Post image
Erkek gerçekten daha mı mağdur?

 

Bugün pek çok gazetede vardı. İntihara kalkışan bir kadın, daha 9 yaşında çocukken üvey babasının tecavüzüne uğramış… Çocuk, kadın ve hayvan tecavüzcülerinin idam edilmesini istiyor… Yaşadığı iğrençlikler nedeniyle de intihar etmek istemiş…

Kötü bir giriş mi oldu?

Ama bu ülkede yaşanan bu tür o kadar çok iğrençlik var ki…

Geçenlerde de; anımsayacaksınız Batman’da 20 gün bir evde tutularak tecavüz edilen 18 yaşındaki genç kız intihar etmişti… Ona tecavüz eden ahlaksız önce serbest bırakılmıştı. Ta ki hastanede tedaviye alınan genç kız ölünce ve de sosyal medyada tepkiler çoğalınca ancak tutuklanmıştı bu ahlaksız…

Sadece bu iki örneğe bakınca; hala erkek gerçekten daha mağdur, diye düşünüyor musunuz?

Bir yandan “İstanbul Sözleşmesi”nden vaz geçilmesi için yoğun baskı yapıyor kadını hep ezmek ve köle olarak kullanmak isteyen birileri, bir yandan da Aile, Çalışma ve Sosyal Hizmetler Bakanlığı Kadının Statüsü Genel Müdürlüğü öncülüğünde 2021-2025 yıllarını kapsayacak “Kadına Yönelik Şiddetle Mücadele 1. Ulusal Eylem Planı ve Strateji Belgesi” hazırlıkları başlamış…

Baştan söyleyelim; hemen her gün pek çok kadının şiddet gördüğü, yaralandığı, acımasızca öldürüldüğü bu ülkede; kadını korumaya yönelik düzenlemelerden ya da sözleşmelerden “kadına şiddet yanlılarının” baskısıyla geri adım atacak olan her kim olursa olsun vebaline katlanır…

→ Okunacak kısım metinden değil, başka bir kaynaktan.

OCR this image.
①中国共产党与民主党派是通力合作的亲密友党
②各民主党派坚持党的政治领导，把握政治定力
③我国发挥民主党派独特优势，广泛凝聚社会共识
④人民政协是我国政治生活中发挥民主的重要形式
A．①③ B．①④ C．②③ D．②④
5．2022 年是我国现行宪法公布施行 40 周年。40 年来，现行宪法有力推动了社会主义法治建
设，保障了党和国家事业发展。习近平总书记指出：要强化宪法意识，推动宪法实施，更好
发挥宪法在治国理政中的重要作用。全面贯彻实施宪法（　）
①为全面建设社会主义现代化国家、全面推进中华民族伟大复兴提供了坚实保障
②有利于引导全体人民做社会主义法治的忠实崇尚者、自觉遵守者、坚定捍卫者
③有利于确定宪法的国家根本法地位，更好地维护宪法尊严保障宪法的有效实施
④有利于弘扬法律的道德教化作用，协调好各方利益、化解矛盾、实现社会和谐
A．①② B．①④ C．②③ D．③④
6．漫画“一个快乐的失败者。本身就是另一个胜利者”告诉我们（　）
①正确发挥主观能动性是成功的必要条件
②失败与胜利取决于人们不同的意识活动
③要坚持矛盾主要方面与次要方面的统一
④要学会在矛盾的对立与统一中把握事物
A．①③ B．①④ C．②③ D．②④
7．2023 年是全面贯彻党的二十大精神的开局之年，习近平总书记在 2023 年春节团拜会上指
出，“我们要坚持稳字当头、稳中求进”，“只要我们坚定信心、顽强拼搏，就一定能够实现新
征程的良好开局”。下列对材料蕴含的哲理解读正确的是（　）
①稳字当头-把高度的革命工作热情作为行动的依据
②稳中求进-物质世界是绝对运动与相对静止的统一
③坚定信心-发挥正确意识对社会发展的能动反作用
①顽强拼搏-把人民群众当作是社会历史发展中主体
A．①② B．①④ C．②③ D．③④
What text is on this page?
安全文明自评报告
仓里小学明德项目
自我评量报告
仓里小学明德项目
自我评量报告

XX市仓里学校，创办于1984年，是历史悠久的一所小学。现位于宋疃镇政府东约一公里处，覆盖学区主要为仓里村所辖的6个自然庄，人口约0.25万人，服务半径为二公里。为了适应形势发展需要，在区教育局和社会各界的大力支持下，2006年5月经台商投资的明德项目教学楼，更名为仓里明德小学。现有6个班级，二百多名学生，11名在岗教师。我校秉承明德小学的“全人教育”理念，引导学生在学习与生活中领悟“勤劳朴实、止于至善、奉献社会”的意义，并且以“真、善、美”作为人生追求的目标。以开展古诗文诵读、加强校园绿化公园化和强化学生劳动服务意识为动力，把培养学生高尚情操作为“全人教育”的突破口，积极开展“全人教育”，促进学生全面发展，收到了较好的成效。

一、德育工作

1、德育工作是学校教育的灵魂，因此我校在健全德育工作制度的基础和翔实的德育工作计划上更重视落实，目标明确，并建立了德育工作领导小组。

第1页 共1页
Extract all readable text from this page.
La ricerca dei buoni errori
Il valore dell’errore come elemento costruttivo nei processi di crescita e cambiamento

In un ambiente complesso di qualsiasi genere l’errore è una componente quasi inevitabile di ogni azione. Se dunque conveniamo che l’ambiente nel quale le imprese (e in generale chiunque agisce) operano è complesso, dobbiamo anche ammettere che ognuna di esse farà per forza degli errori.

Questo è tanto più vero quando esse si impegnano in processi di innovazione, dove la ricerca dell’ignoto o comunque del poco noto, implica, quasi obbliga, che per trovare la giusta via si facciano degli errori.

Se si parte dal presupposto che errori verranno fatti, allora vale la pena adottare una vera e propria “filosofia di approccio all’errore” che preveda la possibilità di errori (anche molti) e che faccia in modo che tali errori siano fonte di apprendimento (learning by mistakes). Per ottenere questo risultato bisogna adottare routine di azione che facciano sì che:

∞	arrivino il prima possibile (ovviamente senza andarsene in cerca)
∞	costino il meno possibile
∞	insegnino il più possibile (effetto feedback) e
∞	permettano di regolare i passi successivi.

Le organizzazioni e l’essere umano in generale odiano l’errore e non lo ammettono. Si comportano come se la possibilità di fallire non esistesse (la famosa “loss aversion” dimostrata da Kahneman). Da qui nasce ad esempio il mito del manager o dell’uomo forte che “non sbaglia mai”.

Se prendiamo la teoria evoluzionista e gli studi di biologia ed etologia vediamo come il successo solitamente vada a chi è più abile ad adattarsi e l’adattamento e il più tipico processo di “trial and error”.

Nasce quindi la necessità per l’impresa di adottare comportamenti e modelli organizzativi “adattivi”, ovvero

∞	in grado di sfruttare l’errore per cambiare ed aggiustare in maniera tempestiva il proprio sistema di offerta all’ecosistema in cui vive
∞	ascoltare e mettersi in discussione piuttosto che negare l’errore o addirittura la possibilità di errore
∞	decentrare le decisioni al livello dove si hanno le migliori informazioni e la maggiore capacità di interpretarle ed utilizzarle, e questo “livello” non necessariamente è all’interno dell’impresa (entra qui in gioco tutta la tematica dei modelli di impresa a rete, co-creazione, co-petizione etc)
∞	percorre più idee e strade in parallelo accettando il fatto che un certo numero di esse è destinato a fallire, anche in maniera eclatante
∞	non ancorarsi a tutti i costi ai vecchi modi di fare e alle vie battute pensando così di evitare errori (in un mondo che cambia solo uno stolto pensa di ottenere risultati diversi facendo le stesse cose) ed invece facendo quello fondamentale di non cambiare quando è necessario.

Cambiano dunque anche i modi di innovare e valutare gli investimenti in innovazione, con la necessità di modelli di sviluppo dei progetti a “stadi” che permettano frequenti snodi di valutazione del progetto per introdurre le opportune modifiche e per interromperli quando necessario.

Şiddet gören, katledilen kızların, kadınların kanı ömür boyu ellerinden çıkmaz… Kadın katillerini koruyucu erkek şiddetinin yanında durmak hiç kimseye fayda sağlamayacağı gibi işlenen kadın cinayetlerinin hepsi hanelerine yazılır…

Kadını koruyucu yasalara karşı çıkanların aile mefhumundan anladığı nedir yani?

Kadının hep şiddet görmesi mi?

Hep çile çekmesi mi?

Tacize, tecavüze, her türlü şiddete katlanması mı?

Bu arada baştan bir şeyi daha vurgulayalım… Güzel adamlar, güzel babalar, güzel kocalar tüm bu tepkilerimizin dışında… Onlarsız hiçbir kadının ve çocuğun yaşamı güzel olamaz, mutluluk ve huzur için de geçemez…

Elbette ki; Aile Bakanlığı’nın yapacağı düzenlemeler önemli… Aileyi korumaya yönelik düzenlemeler yapılsın, ama aileyi korurken bu çekirdek birimin bir ferdi olan kızın-kadının şiddetsiz ortamda çocukluğundan itibaren yaşamasının temelleri de Milli Eğitim Bakanlığı’ya ortaklaşa yapılacak çalışmalarla atılsın…

Bakın kadın cinayetleri hızla artarken Milli Eğitim Bakanlığı’nın internet sitesinden yayımlanan kitapçıkta; “kocasının tanınmaz hale getirdiği” başlığıyla verilen haberde, erkeklerin daha mağdur olduğu savunuldu…

Gerçi; çocukları eğitme, onlara toplumsal uzlaşıyı aşılama görevi olan MEB’in ilk yaptığı hata değil… Daha önce de; uzaktan eğitim derslerinde; Selahattin Eyyubi animasyonunda kafa kesme ve bıçaklama, Adnan Menderes’in idamı sahnelerini çocuklara izlettirilmişti.

Çocuklarımızı gerçekten “şiddetten” uzak, empati yapabilen, duyarlı yetiştirecek bir eğitim sistemine ihtiyacımız var… Ve de her iki bakanlığın işbirliği içerisinde; kadın cinayetlerini, tüm topluma yönelik şiddeti önleyici çalışmalar yapmalarına ihtiyacımız var…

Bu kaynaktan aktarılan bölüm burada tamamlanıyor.